For the fun of it, I realised that #Lev's original answer was faster than his generalized edit, so this is the generalized stacking version which is much faster than the np.asarray version, but it is not very elegant.
np.concatenate((a[None,...], b[None,...], c[None,...]), axis=0).argmax(0)
That is:
def bystack(arrs):
return np.concatenate([arr[None,...] for arr in arrs], axis=0).argmax(0)
Some explanation:
I've added a new axis to each array: arr[None,...] is equivalent to arr[np.newaxis,...] which is the same as arr[np.newaxis,:,:,:] where the ... expands to be the appropriate number dimensions. The reason for this is because np.concatenate will then stack along the new dimension, which is 0 since the None is at the front.
So, for example:
In [286]: a
Out[286]:
array([[0, 1],
[2, 3]])
In [287]: b
Out[287]:
array([[10, 11],
[12, 13]])
In [288]: np.concatenate((a[None,...],b[None,...]),axis=0)
Out[288]:
array([[[ 0, 1],
[ 2, 3]],
[[10, 11],
[12, 13]]])
In case it helps to understand, this would work too:
np.concatenate((a[...,None], b[...,None], c[...,None]), axis=a.ndim).argmax(a.ndim)

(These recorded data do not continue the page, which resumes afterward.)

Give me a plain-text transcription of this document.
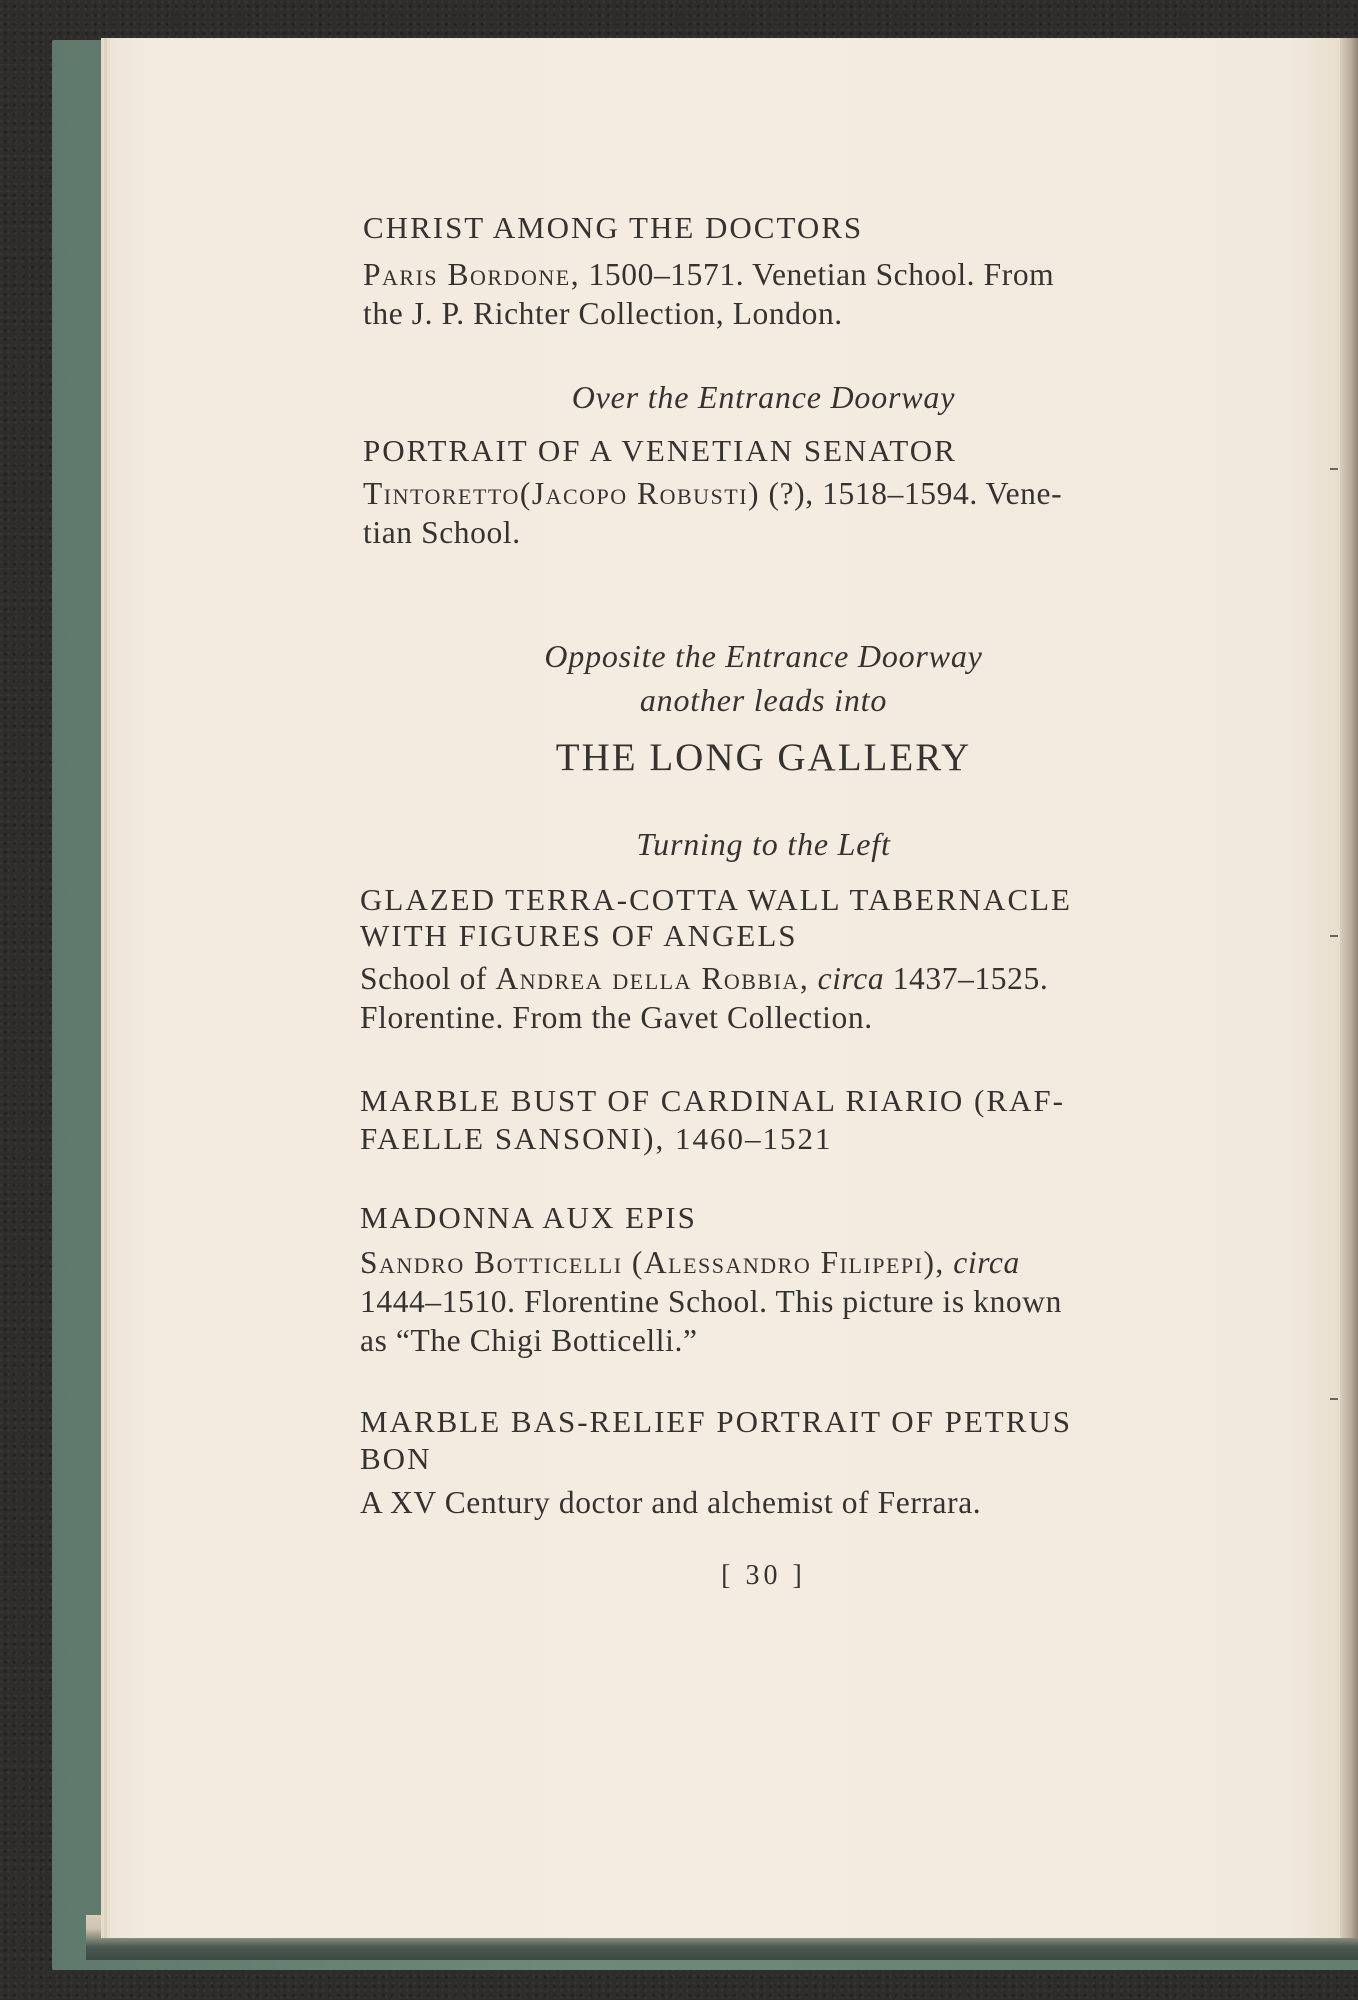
CHRIST AMONG THE DOCTORS
Paris Bordone, 1500–1571. Venetian School. From
the J. P. Richter Collection, London.
Over the Entrance Doorway
PORTRAIT OF A VENETIAN SENATOR
Tintoretto(Jacopo Robusti) (?), 1518–1594. Vene-
tian School.
Opposite the Entrance Doorway
another leads into
THE LONG GALLERY
Turning to the Left
GLAZED TERRA-COTTA WALL TABERNACLE
WITH FIGURES OF ANGELS
School of Andrea della Robbia, circa 1437–1525.
Florentine. From the Gavet Collection.
MARBLE BUST OF CARDINAL RIARIO (RAF-
FAELLE SANSONI), 1460–1521
MADONNA AUX EPIS
Sandro Botticelli (Alessandro Filipepi), circa
1444–1510. Florentine School. This picture is known
as “The Chigi Botticelli.”
MARBLE BAS-RELIEF PORTRAIT OF PETRUS
BON
A XV Century doctor and alchemist of Ferrara.
[ 30 ]
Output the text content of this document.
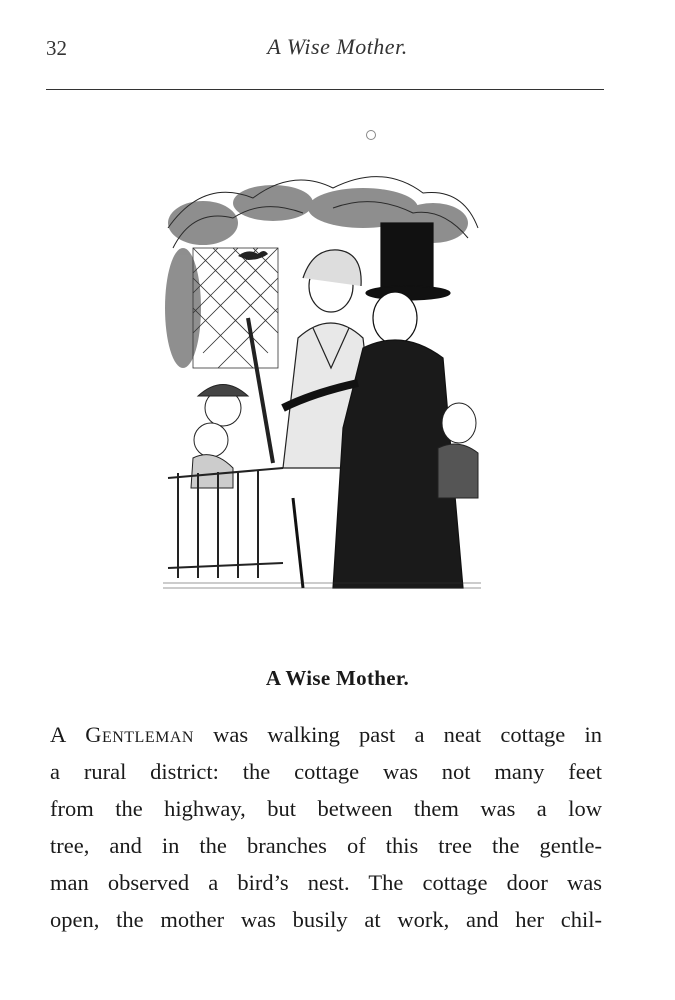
32	A Wise Mother.
A Wise Mother.
A Gentleman was walking past a neat cottage in
a rural district: the cottage was not many feet
from the highway, but between them was a low
tree, and in the branches of this tree the gentle-
man observed a bird’s nest. The cottage door was
open, the mother was busily at work, and her chil-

where the new axis is now added at the end, so we must stack and maximize along that last axis, which will be a.ndim. For a, b, and c being 2d, we could do this:
np.concatenate((a[:,:,None], b[:,:,None], c[:,:,None]), axis=2).argmax(2)
Which is equivalent to the dstack I mentioned in my comment above (dstack adds a third axis to stack along if it doesn't exist in the arrays).
To test:
N = 10
M = 2
a = np.random.random((N,)*M)
b = np.random.random((N,)*M)
c = np.random.random((N,)*M)
def bystack(arrs):
return np.concatenate([arr[None,...] for arr in arrs], axis=0).argmax(0)
def byarray(arrs):
return np.array(arrs).argmax(axis=0)
def byasarray(arrs):
return np.asarray(arrs).argmax(axis=0)
def bylist(arrs):
assert arrs[0].ndim == 1, "ndim must be 1"
return [np.argmax(x) for x in zip(*arrs)]
In [240]: timeit bystack((a,b,c))
100000 loops, best of 3: 18.3 us per loop
In [241]: timeit byarray((a,b,c))
10000 loops, best of 3: 89.7 us per loop
In [242]: timeit byasarray((a,b,c))
10000 loops, best of 3: 90.0 us per loop
In [259]: timeit bylist((a,b,c))
1000 loops, best of 3: 267 us per loop

[np.argmax(x) for x in zip(*my_list)]
Well, this is just a list, but you know how to make it an array if you want. :)
To explain what this does: zip(*my_list) is equivalent to zip(a,b,c), which gives you a generator to loop over. Each step in the loop gives you a tuple like (a[i], b[i], c[i]), where i is the step in the loop. Then, np.argmax gives you the index of that tuple for the element with the largest value.